In December, Australia passed legislation that forces tech companies to help law enforcement agencies access the encrypted communications of suspected criminals, the world's first such legislation, according to the BBC.

In the US, privacy advocates are pushing the government to unseal a secret court ruling in an encryption case involving the Department of Justice and Facebook. The 2018 ruling held that the FBI couldn't force the social network to wiretap encrypted phone calls on Facebook Messenger. The advocates say the ruling has important implications for future cases on privacy and government surveillance.

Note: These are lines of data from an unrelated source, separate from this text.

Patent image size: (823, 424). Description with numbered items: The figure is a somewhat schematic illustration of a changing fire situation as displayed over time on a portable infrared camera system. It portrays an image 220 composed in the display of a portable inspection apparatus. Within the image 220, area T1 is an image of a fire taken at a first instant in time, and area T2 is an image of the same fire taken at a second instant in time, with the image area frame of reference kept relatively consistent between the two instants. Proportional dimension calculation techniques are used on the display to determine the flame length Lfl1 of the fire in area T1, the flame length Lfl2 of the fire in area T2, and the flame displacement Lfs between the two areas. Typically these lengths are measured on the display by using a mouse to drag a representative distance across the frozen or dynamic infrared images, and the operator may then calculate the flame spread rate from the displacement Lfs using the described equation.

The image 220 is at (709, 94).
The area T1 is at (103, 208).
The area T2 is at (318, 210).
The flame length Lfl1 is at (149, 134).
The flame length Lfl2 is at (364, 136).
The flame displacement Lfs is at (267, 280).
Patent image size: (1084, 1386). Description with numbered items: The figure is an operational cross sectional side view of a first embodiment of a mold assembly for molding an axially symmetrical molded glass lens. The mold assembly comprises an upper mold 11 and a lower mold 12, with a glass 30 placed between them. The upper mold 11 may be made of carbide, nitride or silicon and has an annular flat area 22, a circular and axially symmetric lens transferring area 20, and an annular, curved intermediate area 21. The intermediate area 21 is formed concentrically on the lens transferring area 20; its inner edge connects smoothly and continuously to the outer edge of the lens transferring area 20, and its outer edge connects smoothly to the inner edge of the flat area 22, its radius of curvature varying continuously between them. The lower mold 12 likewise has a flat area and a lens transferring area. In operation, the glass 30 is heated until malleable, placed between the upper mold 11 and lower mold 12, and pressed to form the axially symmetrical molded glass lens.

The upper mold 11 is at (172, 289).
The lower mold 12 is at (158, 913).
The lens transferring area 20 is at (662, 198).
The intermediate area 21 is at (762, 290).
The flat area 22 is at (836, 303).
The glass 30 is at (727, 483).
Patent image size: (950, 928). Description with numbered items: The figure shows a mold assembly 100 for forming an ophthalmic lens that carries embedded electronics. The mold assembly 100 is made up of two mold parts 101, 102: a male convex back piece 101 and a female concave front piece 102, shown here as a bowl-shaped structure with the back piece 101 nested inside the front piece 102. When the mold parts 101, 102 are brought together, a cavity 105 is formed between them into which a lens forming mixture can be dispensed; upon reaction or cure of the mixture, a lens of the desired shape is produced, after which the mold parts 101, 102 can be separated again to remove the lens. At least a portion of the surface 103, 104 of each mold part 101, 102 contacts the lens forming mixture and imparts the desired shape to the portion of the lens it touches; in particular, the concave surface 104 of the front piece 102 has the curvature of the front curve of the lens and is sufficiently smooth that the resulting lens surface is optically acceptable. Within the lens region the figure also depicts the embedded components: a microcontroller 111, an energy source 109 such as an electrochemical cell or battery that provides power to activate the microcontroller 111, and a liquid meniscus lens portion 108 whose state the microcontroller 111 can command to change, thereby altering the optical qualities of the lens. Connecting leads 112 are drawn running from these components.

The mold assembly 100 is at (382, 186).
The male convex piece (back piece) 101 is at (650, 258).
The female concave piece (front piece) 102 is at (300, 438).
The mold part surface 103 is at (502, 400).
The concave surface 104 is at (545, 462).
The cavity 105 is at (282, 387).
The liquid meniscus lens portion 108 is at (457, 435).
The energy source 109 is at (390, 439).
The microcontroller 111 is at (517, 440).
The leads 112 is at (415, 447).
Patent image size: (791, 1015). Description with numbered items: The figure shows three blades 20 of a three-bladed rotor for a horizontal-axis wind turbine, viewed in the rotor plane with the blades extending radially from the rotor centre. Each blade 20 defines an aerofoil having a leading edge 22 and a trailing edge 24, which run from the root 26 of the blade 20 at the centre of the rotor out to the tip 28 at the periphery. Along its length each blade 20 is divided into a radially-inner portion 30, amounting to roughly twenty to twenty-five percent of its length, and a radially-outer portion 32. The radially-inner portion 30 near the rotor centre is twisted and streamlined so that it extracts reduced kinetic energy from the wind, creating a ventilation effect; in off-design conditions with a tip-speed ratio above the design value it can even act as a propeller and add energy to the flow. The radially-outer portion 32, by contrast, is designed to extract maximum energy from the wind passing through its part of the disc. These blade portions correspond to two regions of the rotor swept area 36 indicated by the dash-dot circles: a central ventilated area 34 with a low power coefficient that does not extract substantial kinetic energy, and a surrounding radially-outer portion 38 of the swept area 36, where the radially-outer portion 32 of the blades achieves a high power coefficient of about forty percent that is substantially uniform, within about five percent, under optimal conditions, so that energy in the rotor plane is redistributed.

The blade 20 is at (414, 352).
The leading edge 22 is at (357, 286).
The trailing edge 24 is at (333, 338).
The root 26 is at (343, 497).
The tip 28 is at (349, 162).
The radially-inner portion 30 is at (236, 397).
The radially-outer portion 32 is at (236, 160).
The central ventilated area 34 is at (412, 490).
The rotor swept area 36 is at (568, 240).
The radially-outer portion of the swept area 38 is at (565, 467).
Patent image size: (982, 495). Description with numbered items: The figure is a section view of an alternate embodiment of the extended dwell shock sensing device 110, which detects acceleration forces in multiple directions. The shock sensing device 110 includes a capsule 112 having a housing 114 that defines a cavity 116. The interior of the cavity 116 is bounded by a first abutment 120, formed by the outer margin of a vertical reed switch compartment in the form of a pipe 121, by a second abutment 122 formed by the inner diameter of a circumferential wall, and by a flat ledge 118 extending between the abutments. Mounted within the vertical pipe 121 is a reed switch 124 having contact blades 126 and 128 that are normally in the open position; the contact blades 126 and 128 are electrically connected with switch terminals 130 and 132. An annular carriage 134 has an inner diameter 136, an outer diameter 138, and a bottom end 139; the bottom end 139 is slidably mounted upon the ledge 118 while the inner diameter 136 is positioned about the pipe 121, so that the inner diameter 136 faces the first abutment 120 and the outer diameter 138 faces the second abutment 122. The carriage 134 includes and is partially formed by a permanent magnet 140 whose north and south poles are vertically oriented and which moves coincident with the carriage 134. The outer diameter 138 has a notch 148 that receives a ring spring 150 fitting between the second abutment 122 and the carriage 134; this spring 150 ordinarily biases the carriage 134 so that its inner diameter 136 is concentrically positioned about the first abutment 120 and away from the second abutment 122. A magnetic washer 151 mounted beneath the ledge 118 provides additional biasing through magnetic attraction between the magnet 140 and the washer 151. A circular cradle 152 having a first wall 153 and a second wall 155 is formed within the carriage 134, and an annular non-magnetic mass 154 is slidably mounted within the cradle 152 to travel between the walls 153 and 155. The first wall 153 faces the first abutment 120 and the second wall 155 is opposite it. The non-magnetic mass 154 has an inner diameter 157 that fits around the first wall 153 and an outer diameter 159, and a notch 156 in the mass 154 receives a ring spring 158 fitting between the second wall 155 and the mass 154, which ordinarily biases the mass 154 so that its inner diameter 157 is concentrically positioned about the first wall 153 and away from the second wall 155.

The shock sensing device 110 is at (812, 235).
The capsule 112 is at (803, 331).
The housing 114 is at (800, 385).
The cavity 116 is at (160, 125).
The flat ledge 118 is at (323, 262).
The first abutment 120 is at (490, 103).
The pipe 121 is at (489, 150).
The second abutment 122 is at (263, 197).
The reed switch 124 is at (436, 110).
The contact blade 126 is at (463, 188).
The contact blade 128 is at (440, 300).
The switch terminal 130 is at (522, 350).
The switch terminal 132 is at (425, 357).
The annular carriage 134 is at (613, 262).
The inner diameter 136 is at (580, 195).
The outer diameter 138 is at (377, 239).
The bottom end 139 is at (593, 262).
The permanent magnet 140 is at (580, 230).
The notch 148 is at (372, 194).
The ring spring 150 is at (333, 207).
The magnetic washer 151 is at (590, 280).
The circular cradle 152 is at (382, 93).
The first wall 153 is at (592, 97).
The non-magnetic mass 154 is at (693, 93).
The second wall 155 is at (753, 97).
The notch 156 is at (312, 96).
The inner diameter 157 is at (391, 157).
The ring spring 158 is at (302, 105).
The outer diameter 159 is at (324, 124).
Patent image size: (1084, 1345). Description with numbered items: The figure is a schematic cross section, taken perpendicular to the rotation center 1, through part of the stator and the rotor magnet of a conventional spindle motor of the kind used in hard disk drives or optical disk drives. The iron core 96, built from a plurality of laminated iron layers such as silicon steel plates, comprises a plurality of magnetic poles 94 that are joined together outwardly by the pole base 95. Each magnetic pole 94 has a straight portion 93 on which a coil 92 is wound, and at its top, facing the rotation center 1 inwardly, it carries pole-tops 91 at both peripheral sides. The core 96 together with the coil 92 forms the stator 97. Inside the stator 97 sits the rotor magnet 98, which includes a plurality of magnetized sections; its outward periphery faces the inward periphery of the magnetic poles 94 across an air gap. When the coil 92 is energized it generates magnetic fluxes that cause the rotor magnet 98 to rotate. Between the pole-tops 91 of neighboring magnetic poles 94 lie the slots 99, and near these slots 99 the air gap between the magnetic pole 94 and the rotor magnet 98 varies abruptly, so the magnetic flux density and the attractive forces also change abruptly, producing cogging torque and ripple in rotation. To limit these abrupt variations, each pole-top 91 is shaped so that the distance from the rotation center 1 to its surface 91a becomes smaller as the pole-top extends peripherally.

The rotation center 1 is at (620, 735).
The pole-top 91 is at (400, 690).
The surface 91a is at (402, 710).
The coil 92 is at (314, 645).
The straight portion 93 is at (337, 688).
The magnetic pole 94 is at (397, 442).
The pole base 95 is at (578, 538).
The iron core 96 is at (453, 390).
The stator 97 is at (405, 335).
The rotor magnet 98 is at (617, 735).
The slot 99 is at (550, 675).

In May, Apple, Google, Microsoft, WhatsApp and others pushed back against a proposal by the UK intelligence agency GCHQ that offered a way for police to access private messages without breaking encryption. GCHQ suggested an approach in which service providers would "silently add a law enforcement participant to a group chat or call," without notifying the other participants. The tech companies said this "ghost key" approach threatens cybersecurity and human rights.

The US Department of State didn't immediately respond to a request for comment on Bloomberg's story about the treaty. Facebook provided the following statement:

"We believe in the right for people to have a private conversation online," Facebook said. "End-to-end encryption helps protect that right and is fundamental to the value we provide to over a billion people every day. We oppose government attempts to build back doors because they would undermine the privacy and security of our users everywhere. We also respect the role law enforcement has in keeping people safe. Government policies like the CLOUD Act allow for companies to provide available information when we receive valid legal requests and do not require companies to build back doors."

Originally posted Sept. 28, 1:24 p.m. PT.